At an event today Apple announced a new, open source platform for medical research called ResearchKit, which integrates with Apple's previously launched health data exchange HealthKit. Apple has already begun working with about a half dozen healthcare systems to create specific disease research apps. ResearchKit will launch next month.
"We are incredibly confident that [ResearchKit] will have a profound impact on all of us," Apple CEO Tim Cook said at the event in San Francisco.
The first few apps made with ResearchKit include ones focused on research into Parkinson’s, diabetes, cardiovascular disease, asthma, and breast cancer. While ResearchKit won't launch for another month, these first few ResearchKit-enabled apps are available today.
The University of Rochester and Sage Bionetworks worked together to create the Parkinson's research app, mPower, using Apple's ResearchKit. mPower aims to make it easier for people to sign up for studies and providing consent to do so. The app can detect symptoms in Parkinson's patients just by having them say "ahhhh" into the phone. It also includes a finger tapping feature that can detect symptoms, too. Finally, the app can analyze the user's gait and balance by having them walk 20 steps then turn around and take 20 steps back.

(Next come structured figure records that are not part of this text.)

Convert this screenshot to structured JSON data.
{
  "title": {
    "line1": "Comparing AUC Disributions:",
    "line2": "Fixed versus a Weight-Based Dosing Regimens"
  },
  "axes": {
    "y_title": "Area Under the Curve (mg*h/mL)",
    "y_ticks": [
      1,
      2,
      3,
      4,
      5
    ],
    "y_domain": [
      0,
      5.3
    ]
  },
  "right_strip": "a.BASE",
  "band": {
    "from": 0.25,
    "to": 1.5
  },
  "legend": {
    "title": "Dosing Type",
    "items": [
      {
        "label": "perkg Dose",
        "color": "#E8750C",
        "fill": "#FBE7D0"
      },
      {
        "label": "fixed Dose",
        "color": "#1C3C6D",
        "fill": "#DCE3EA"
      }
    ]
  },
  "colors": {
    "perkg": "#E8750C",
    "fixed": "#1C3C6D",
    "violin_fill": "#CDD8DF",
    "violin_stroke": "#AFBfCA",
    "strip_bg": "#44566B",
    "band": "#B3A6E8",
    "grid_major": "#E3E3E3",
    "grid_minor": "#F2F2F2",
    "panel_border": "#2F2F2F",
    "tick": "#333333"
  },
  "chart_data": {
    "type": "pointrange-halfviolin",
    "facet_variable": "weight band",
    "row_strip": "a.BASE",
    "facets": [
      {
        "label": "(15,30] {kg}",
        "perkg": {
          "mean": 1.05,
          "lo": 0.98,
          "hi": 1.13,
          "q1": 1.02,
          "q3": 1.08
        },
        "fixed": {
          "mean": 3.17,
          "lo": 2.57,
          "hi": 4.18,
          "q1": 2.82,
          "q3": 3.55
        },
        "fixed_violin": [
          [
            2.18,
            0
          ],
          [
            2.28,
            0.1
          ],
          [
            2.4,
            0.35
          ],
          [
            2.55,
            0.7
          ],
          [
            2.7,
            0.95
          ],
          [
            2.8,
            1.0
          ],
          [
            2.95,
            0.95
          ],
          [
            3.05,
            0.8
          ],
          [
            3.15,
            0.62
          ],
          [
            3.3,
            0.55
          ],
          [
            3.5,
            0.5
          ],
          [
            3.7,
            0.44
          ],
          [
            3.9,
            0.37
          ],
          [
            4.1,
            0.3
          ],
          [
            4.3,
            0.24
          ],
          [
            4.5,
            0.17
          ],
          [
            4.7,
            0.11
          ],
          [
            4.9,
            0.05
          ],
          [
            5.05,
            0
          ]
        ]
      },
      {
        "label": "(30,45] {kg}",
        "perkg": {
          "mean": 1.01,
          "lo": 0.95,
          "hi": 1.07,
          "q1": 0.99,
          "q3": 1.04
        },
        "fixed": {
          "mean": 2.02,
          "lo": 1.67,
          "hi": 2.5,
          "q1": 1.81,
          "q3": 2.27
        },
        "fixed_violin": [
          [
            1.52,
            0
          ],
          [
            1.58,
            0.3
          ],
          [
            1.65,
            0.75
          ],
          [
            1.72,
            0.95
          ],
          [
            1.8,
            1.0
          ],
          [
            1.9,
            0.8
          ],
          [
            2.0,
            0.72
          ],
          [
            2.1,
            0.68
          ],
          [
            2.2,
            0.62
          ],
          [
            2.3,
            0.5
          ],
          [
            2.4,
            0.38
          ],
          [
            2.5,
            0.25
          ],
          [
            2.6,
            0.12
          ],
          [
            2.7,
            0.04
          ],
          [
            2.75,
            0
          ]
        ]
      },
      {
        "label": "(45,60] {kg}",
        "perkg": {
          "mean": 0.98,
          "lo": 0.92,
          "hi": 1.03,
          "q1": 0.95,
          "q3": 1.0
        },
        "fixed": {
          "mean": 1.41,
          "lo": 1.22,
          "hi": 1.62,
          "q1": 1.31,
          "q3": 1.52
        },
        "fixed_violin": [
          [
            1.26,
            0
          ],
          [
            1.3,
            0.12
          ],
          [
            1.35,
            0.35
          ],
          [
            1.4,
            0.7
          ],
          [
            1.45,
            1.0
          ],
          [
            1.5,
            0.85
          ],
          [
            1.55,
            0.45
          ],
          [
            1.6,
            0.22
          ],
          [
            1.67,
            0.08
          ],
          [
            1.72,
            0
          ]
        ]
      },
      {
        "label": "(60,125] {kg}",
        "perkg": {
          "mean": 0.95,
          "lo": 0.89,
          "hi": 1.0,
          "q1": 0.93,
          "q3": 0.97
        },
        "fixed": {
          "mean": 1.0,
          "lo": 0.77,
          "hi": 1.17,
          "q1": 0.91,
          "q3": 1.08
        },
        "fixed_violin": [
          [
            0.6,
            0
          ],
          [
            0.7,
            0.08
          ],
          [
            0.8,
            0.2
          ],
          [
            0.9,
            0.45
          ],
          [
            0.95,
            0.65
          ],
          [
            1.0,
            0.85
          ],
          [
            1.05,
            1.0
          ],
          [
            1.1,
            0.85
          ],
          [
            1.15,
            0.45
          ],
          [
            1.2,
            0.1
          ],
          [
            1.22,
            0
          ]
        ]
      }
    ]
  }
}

The other ResearchKit-enabled apps that Apple briefly mentioned on-stage: Massachusetts General Hospital used ResearchKit to build a diabetes research app called GlucoSuccess. Stanford and the University of Oxford used it to create a heart disease research app called MyHeart Counts. Mount Sinai Hospital and Weill Cornell Medical College teamed up to create an asthma research app called Asthma Health. Dana Farber Cancer Institute, UCLA School of Public Health, Penn Medicine, and Sage Bionetworks created an app for breast cancer survivors called Share the Journey.
Apple's VP of Operations Jeff Williams also mentioned that Mount Sinai and Cornell's team were equipping some of their app's New York City-based users with connected inhalers and spirometers to better map their symptoms. They are also swabbing various surfaces around the city to look for pathogens and map symptoms captured by the app and the connected devices to areas of the city known to have had pathogens present.
Williams said that "it's important that everyone has access" to ResearchKit, which is why Apple is making it open source. That means Android users and those using other smartphones could also potentially make use of it in the future.
Apple CEO Tim Cook also made a few announcements about HealthKit and the Apple Watch. Cook announced that there are now more than 900 apps that share or pull data from the company's HealthKit data exchange. He also said the Apple Watch would offer about 18 hours of battery life between charges. The Apple Watch will commercially launch on April 24th.